Lowest Rates in a Year and a Half. Friday Could Take Them Even Lower (Or Cause a Big Bounce)
Wouldn't it be nice if you could know what was going to happen with mortgage rates before it actually happened? Since the dawn of time in financial markets, there's someone who's willing to make a seemingly compelling prediction about the future for every person who's willing to believe such things are better than 50/50 guesses. When it comes to time frames as short as 24 hours, it's a 100% coin flip.
Reason being: Friday's direction will be determined by the outcome of the Employment Situation (aka, the jobs report)--the single most important scheduled economic report on any given month. This installment is particularly important because it's in a unique position to influence the Federal Reserve's decision on the size of the rate cut that will be announced in 2 weeks.

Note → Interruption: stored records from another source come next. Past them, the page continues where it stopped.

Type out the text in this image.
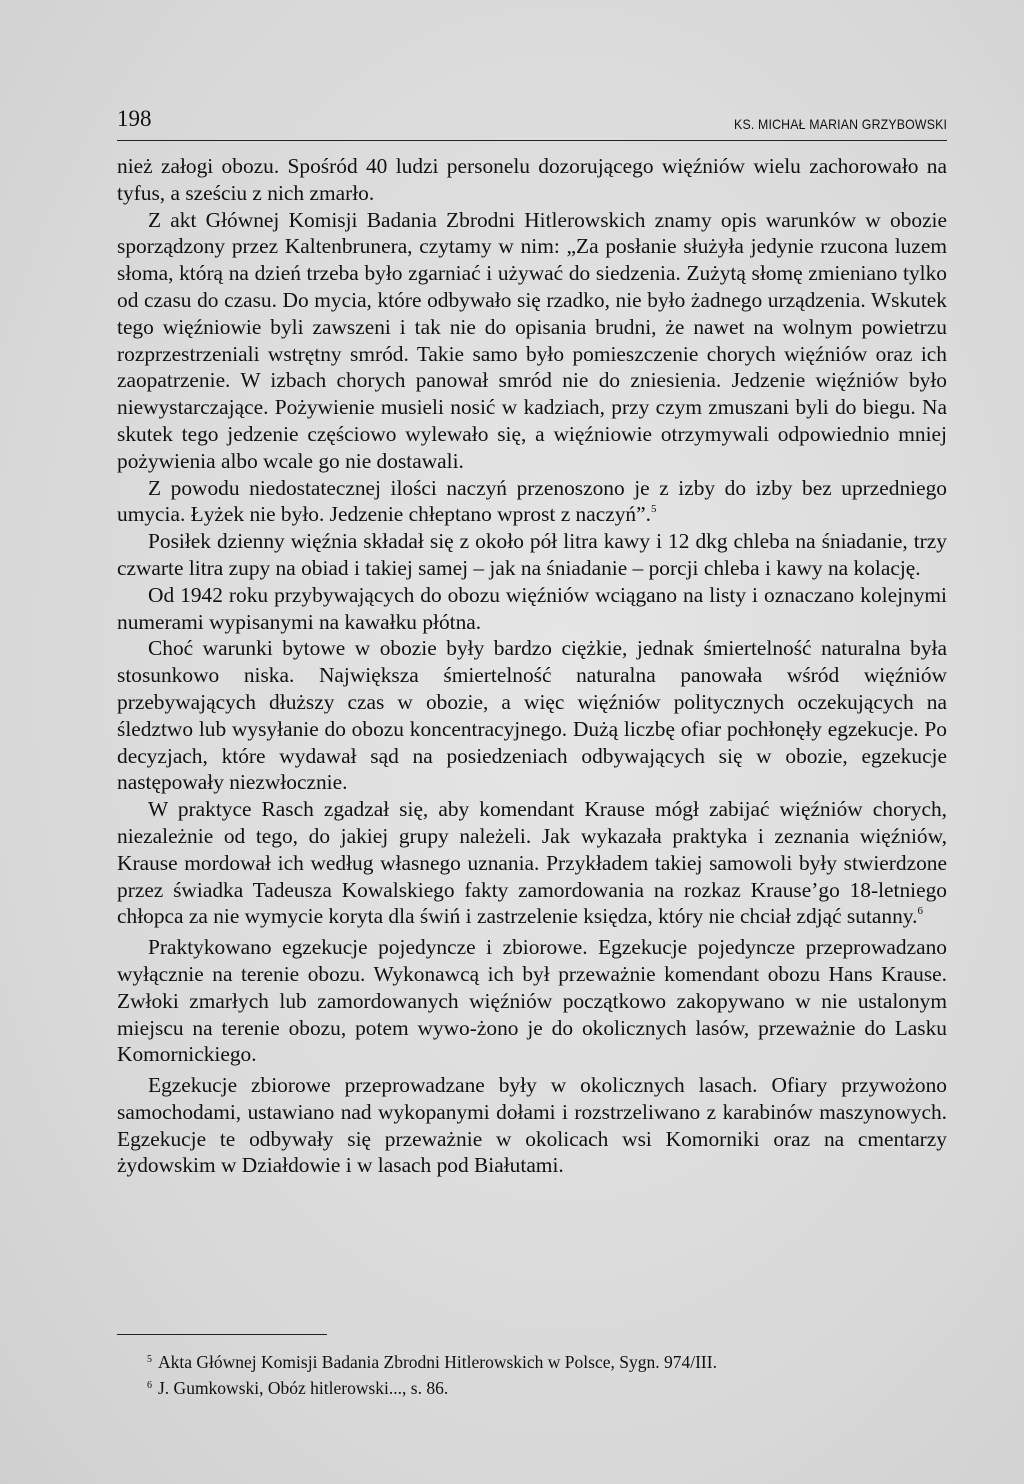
198	KS. MICHAŁ MARIAN GRZYBOWSKI

nież załogi obozu. Spośród 40 ludzi personelu dozorującego więźniów wielu zachorowało na tyfus, a sześciu z nich zmarło.

Z akt Głównej Komisji Badania Zbrodni Hitlerowskich znamy opis warunków w obozie sporządzony przez Kaltenbrunera, czytamy w nim: „Za posłanie służyła jedynie rzucona luzem słoma, którą na dzień trzeba było zgarniać i używać do siedzenia. Zużytą słomę zmieniano tylko od czasu do czasu. Do mycia, które odbywało się rzadko, nie było żadnego urządzenia. Wskutek tego więźniowie byli zawszeni i tak nie do opisania brudni, że nawet na wolnym powietrzu rozprzestrzeniali wstrętny smród. Takie samo było pomieszczenie chorych więźniów oraz ich zaopatrzenie. W izbach chorych panował smród nie do zniesienia. Jedzenie więźniów było niewystarczające. Pożywienie musieli nosić w kadziach, przy czym zmuszani byli do biegu. Na skutek tego jedzenie częściowo wylewało się, a więźniowie otrzymywali odpowiednio mniej pożywienia albo wcale go nie dostawali.

Z powodu niedostatecznej ilości naczyń przenoszono je z izby do izby bez uprzedniego umycia. Łyżek nie było. Jedzenie chłeptano wprost z naczyń”.$^5$

Posiłek dzienny więźnia składał się z około pół litra kawy i 12 dkg chleba na śniadanie, trzy czwarte litra zupy na obiad i takiej samej – jak na śniadanie – porcji chleba i kawy na kolację.

Od 1942 roku przybywających do obozu więźniów wciągano na listy i oznaczano kolejnymi numerami wypisanymi na kawałku płótna.

Choć warunki bytowe w obozie były bardzo ciężkie, jednak śmiertelność naturalna była stosunkowo niska. Największa śmiertelność naturalna panowała wśród więźniów przebywających dłuższy czas w obozie, a więc więźniów politycznych oczekujących na śledztwo lub wysyłanie do obozu koncentracyjnego. Dużą liczbę ofiar pochłonęły egzekucje. Po decyzjach, które wydawał sąd na posiedzeniach odbywających się w obozie, egzekucje następowały niezwłocznie.

W praktyce Rasch zgadzał się, aby komendant Krause mógł zabijać więźniów chorych, niezależnie od tego, do jakiej grupy należeli. Jak wykazała praktyka i zeznania więźniów, Krause mordował ich według własnego uznania. Przykładem takiej samowoli były stwierdzone przez świadka Tadeusza Kowalskiego fakty zamordowania na rozkaz Krause’go 18-letniego chłopca za nie wymycie koryta dla świń i zastrzelenie księdza, który nie chciał zdjąć sutanny.$^6$

Praktykowano egzekucje pojedyncze i zbiorowe. Egzekucje pojedyncze przeprowadzano wyłącznie na terenie obozu. Wykonawcą ich był przeważnie komendant obozu Hans Krause. Zwłoki zmarłych lub zamordowanych więźniów początkowo zakopywano w nie ustalonym miejscu na terenie obozu, potem wywo-żono je do okolicznych lasów, przeważnie do Lasku Komornickiego.

Egzekucje zbiorowe przeprowadzane były w okolicznych lasach. Ofiary przywożono samochodami, ustawiano nad wykopanymi dołami i rozstrzeliwano z karabinów maszynowych. Egzekucje te odbywały się przeważnie w okolicach wsi Komorniki oraz na cmentarzy żydowskim w Działdowie i w lasach pod Białutami.

$^5$ Akta Głównej Komisji Badania Zbrodni Hitlerowskich w Polsce, Sygn. 974/III.
$^6$ J. Gumkowski, Obóz hitlerowski..., s. 86.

Financial markets have long since adjusted to the expected outcome of the jobs report. In other words, if jobs come in at or around 160k payrolls, that's not actionable news even though it would constitute a big improvement over last month's 114k. It's the scenarios where the payroll count is less than 100k or more than 200k where the market is more likely to go a bit wild.
Under 100k would likely result in another meaningful move toward even lower rates than today's (already the lowest since April 2023). Over 200k would mean a quick return to the recent range. For better or worse, it's not out of the realm of possibility to see rates move by 0.1 to 0.2%. Contrast that to the average change over the past 2 weeks of less than 0.05%.
The report will be released at 8:30am ET which is well before mortgage lenders set their rates for the day.